Sometimes, I'm obtuse. I don't mean to be, I just am. I tend to think linearly, which makes me very good at certain things...it can also lead to tunnel vision.
Today, I went through the drive-through lane at Starbucks. When it was my turn to receive my yummy treats, the barista told me they'd been paid for by the woman in front of me. I was hit by a barrage of thoughts, as well as grateful surprise. "Please," I said, "Let me pay for the person behind me." And so, I paid it forward, or backward, if we're being technical, and I simultaneously righted a past obtusity.
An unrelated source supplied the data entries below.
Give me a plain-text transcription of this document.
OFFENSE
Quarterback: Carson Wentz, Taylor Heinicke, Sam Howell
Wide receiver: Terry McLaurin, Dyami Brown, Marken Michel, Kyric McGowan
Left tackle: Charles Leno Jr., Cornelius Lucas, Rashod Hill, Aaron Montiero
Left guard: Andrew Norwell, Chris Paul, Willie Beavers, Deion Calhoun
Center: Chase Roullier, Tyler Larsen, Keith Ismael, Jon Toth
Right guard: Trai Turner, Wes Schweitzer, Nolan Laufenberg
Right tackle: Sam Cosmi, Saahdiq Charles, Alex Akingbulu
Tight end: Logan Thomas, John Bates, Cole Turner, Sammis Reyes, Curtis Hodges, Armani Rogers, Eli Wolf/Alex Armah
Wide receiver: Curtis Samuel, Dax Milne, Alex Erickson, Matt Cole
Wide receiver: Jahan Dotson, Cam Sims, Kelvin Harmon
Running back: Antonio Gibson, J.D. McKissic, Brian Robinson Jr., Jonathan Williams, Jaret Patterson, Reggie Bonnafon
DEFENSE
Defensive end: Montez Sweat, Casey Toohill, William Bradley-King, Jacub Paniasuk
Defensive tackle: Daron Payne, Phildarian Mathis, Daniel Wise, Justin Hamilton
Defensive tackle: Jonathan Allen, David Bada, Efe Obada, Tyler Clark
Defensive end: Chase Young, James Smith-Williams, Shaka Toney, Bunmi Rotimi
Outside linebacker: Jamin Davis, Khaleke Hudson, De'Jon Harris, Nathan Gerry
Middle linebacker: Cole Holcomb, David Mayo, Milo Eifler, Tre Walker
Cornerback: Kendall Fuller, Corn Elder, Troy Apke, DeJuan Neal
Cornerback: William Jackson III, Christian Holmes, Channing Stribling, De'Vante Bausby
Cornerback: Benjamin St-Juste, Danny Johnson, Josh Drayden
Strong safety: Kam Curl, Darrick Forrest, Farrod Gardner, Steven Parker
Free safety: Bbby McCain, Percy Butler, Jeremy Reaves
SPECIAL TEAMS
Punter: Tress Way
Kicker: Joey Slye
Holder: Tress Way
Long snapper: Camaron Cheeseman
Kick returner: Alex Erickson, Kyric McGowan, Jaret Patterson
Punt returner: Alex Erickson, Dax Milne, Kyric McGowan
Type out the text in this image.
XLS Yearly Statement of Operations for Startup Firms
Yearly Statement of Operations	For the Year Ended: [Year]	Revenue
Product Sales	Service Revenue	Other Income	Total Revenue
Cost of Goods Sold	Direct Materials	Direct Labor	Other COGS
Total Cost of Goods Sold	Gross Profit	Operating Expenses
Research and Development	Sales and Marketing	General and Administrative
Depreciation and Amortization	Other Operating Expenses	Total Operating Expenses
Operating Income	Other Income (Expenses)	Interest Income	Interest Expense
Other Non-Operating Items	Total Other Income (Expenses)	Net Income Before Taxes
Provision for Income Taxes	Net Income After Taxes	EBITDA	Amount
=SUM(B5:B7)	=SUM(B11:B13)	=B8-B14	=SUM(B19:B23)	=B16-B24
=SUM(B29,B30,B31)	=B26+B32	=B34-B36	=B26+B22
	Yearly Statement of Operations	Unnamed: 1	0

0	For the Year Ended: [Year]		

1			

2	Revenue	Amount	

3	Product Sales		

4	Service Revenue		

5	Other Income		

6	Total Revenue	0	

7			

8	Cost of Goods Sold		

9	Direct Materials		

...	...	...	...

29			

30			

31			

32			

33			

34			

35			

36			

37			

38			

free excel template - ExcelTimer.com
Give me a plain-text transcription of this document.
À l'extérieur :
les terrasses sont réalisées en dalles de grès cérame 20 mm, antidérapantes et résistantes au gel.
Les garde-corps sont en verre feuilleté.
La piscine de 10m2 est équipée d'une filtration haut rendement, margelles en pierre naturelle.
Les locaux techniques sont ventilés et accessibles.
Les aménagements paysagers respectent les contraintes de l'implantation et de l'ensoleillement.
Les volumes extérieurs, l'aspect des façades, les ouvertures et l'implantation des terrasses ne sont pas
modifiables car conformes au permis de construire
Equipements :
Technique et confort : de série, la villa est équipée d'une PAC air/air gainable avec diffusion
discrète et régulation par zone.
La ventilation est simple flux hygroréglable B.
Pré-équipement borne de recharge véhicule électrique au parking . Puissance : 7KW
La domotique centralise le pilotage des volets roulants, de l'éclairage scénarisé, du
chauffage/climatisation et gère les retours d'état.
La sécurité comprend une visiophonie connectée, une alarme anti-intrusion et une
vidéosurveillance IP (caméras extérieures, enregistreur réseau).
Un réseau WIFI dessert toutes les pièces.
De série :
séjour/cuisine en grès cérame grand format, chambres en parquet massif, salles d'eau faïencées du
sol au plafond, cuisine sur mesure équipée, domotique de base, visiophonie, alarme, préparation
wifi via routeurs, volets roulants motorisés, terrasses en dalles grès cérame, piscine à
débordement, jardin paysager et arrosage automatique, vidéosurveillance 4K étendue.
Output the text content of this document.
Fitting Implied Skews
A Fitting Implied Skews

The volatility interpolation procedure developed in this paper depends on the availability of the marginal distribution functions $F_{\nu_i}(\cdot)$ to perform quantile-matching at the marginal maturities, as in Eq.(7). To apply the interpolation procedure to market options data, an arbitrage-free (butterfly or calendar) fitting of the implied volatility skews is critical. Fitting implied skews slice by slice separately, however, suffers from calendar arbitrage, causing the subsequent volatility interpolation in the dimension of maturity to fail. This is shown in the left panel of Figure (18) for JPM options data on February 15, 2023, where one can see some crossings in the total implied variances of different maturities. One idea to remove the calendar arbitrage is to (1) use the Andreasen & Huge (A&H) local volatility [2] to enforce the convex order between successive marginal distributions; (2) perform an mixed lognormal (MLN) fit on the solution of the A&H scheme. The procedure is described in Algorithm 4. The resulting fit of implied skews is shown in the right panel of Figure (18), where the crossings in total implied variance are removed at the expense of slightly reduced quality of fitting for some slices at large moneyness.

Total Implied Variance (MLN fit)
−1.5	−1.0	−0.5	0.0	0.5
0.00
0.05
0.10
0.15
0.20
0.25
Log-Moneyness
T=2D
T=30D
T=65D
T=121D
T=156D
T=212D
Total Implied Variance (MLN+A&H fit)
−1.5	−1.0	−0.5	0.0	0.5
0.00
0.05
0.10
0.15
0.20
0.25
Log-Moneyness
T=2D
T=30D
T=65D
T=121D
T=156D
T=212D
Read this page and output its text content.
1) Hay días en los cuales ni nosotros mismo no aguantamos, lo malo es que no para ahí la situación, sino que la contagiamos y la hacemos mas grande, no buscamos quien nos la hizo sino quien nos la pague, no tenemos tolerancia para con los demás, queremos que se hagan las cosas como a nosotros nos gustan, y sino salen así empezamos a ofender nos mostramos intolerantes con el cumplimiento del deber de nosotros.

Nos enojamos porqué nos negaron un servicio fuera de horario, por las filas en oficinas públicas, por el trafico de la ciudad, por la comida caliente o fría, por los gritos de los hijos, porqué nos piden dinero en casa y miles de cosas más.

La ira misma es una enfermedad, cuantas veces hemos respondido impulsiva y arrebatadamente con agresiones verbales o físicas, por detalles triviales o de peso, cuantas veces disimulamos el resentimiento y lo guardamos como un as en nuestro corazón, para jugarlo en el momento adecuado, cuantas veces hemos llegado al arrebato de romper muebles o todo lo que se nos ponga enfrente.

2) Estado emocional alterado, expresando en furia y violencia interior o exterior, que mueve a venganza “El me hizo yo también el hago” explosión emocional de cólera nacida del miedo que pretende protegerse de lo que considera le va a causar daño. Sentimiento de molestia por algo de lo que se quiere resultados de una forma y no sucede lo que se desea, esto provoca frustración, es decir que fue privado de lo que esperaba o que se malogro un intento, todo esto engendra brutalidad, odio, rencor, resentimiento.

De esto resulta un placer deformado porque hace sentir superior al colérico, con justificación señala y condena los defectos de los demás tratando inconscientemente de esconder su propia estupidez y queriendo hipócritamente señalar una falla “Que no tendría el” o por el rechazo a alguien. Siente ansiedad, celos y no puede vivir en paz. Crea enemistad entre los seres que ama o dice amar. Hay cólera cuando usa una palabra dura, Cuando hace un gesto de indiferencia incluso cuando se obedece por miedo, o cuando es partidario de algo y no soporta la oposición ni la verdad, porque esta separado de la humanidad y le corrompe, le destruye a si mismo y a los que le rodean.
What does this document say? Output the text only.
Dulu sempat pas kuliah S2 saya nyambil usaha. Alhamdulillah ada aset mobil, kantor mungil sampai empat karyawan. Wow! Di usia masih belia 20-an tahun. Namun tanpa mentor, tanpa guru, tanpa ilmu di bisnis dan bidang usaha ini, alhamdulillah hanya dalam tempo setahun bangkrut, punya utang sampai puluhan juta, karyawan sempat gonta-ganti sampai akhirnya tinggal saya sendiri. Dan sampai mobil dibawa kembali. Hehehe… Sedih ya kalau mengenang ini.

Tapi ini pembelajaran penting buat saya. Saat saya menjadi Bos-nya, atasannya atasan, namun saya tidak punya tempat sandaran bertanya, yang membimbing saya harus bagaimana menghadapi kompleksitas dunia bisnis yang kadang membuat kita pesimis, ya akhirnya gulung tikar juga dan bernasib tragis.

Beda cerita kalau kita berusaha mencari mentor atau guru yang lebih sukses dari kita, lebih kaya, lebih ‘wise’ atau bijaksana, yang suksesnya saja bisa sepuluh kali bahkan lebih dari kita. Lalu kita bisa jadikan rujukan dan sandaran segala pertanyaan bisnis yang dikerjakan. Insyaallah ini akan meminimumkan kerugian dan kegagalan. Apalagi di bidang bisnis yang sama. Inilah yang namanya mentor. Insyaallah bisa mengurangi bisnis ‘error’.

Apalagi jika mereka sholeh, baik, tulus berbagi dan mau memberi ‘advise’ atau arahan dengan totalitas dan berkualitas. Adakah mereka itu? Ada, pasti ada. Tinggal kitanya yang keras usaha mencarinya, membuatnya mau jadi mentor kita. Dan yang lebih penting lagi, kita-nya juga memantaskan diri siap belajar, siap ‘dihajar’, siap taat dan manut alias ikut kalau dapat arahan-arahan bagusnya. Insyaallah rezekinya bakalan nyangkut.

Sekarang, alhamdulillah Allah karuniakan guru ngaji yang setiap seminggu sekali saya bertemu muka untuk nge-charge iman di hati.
The first time I experienced this drive-through, coffee generosity, one of my preschool parents was ahead of me. We recognized each other, waved hello, and she paid for my coffee. It truly made my day.
The second time it happened, I didn't know the person in front of me and was stunned a stranger had purchased my coffee. It also made my day, and I was thrilled there were such kind people in the world. When I told my family about the incident, my daughter asked if I, in turn, had paid for the people directly behind me.
I immediately felt terrible--that hadn't even occurred to me! I'd been so disconcerted and surprised regarding my own order that I hadn't thought beyond it. My family teased me about breaking the chain of kindness, but today, I happily, and firmly, re-clasped it.
I don't know how the person behind me handled the chain, but based on experience, I completely understand their choice.